Публика слыхала только слова пьесы, громко раздававшиеся на сцене, но не слыхала другой пьесы, шепотом разыгравшейся в то же время между актерами.

— Настасья Митревна, — шептал Бонапарте, крадясь к Агнессе, — вправду я вам сейчас сказывать начну!

— Ах, как вы меня испугали! — вскрикнула Агнесса, схватившись за лоб.
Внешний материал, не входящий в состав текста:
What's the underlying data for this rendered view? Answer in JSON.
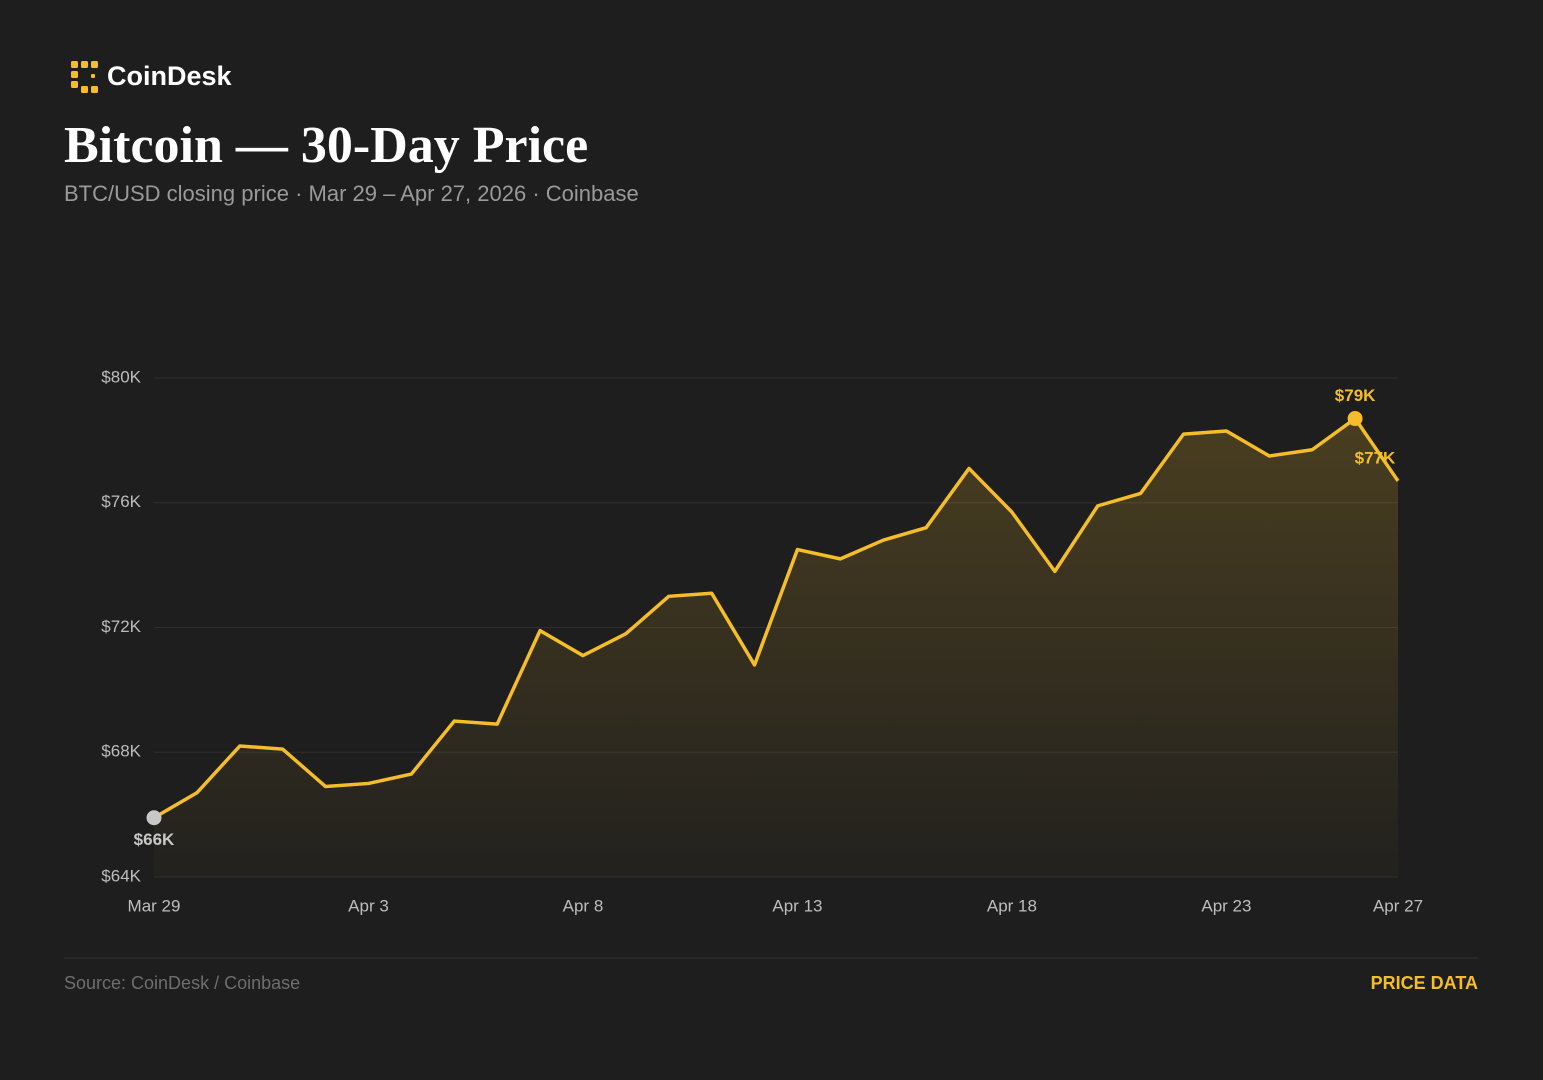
{
  "chart_data": {
    "type": "line",
    "brand": "CoinDesk",
    "title": "Bitcoin — 30-Day Price",
    "subtitle": "BTC/USD closing price · Mar 29 – Apr 27, 2026 · Coinbase",
    "source": "Source: CoinDesk / Coinbase",
    "tag": "PRICE DATA",
    "categories": [
      "Mar 29",
      null,
      null,
      null,
      null,
      "Apr 3",
      null,
      null,
      null,
      null,
      "Apr 8",
      null,
      null,
      null,
      null,
      "Apr 13",
      null,
      null,
      null,
      null,
      "Apr 18",
      null,
      null,
      null,
      null,
      "Apr 23",
      null,
      null,
      null,
      "Apr 27"
    ],
    "values": [
      65900,
      66700,
      68200,
      68100,
      66900,
      67000,
      67300,
      69000,
      68900,
      71900,
      71100,
      71800,
      73000,
      73100,
      70800,
      74500,
      74200,
      74800,
      75200,
      77100,
      75700,
      73800,
      75900,
      76300,
      78200,
      78300,
      77500,
      77700,
      78700,
      76700
    ],
    "value_labels": [
      "$66K",
      null,
      null,
      null,
      null,
      null,
      null,
      null,
      null,
      null,
      null,
      null,
      null,
      null,
      null,
      null,
      null,
      null,
      null,
      null,
      null,
      null,
      null,
      null,
      null,
      null,
      null,
      null,
      "$79K",
      "$77K"
    ],
    "color": "#f5bd2a",
    "start_color": "#c8c8c8",
    "ylim": [
      64000,
      80000
    ],
    "yticks": [
      {
        "value": 64000,
        "label": "$64K"
      },
      {
        "value": 68000,
        "label": "$68K"
      },
      {
        "value": 72000,
        "label": "$72K"
      },
      {
        "value": 76000,
        "label": "$76K"
      },
      {
        "value": 80000,
        "label": "$80K"
      }
    ],
    "grid": true
  }
}
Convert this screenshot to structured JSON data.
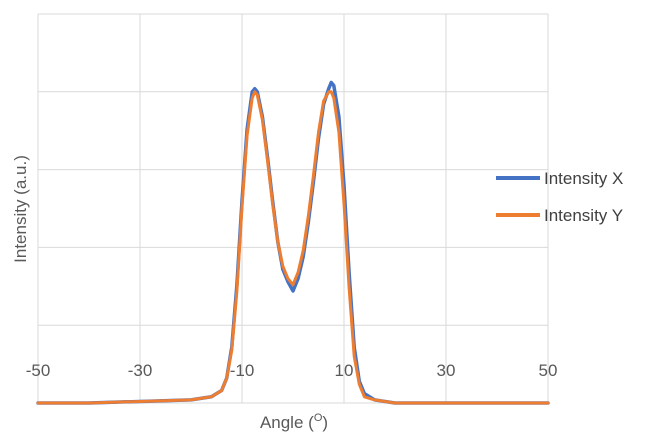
{
  "chart_data": {
    "type": "line",
    "title": "",
    "xlabel": "Angle (",
    "xlabel_sup": "O",
    "xlabel_close": ")",
    "ylabel": "Intensity (a.u.)",
    "xlim": [
      -50,
      50
    ],
    "ylim": [
      0,
      1.25
    ],
    "xticks": [
      -50,
      -30,
      -10,
      10,
      30,
      50
    ],
    "xtick_labels": [
      "-50",
      "-30",
      "-10",
      "10",
      "30",
      "50"
    ],
    "yticks": [
      0,
      0.25,
      0.5,
      0.75,
      1.0,
      1.25
    ],
    "grid": true,
    "legend": "right",
    "x": [
      -50,
      -40,
      -30,
      -20,
      -16,
      -14,
      -13,
      -12,
      -11,
      -10,
      -9,
      -8,
      -7.5,
      -7,
      -6,
      -5,
      -4,
      -3,
      -2,
      -1,
      0,
      1,
      2,
      3,
      4,
      5,
      6,
      7,
      7.5,
      8,
      9,
      10,
      11,
      12,
      13,
      14,
      16,
      20,
      30,
      40,
      50
    ],
    "series": [
      {
        "name": "Intensity X",
        "color": "#4472C4",
        "values": [
          0.0,
          0.0,
          0.005,
          0.01,
          0.02,
          0.04,
          0.08,
          0.18,
          0.38,
          0.65,
          0.88,
          1.0,
          1.01,
          1.0,
          0.92,
          0.79,
          0.65,
          0.52,
          0.43,
          0.39,
          0.36,
          0.4,
          0.47,
          0.58,
          0.71,
          0.85,
          0.96,
          1.01,
          1.03,
          1.02,
          0.92,
          0.7,
          0.42,
          0.18,
          0.07,
          0.03,
          0.01,
          0.0,
          0.0,
          0.0,
          0.0
        ]
      },
      {
        "name": "Intensity Y",
        "color": "#ED7D31",
        "values": [
          0.0,
          0.0,
          0.005,
          0.01,
          0.02,
          0.04,
          0.08,
          0.17,
          0.36,
          0.63,
          0.86,
          0.98,
          1.0,
          0.99,
          0.91,
          0.78,
          0.64,
          0.52,
          0.44,
          0.4,
          0.38,
          0.42,
          0.49,
          0.6,
          0.73,
          0.87,
          0.97,
          1.0,
          1.0,
          0.98,
          0.87,
          0.64,
          0.37,
          0.15,
          0.06,
          0.02,
          0.01,
          0.0,
          0.0,
          0.0,
          0.0
        ]
      }
    ]
  }
}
— Неужели я страшен? — спросил, приосанясь, Иеронимо, и театр весь фыркнул: очень уж забавно выглядело необыкновенно белое шило, торчавшее у него на месте носа, которым он словно собирался пырнуть Антуанетину.

— Нет, вы хороши собой! — под общий смех ответила Агнесса. — Пугало огородное!… — добавила она тихо.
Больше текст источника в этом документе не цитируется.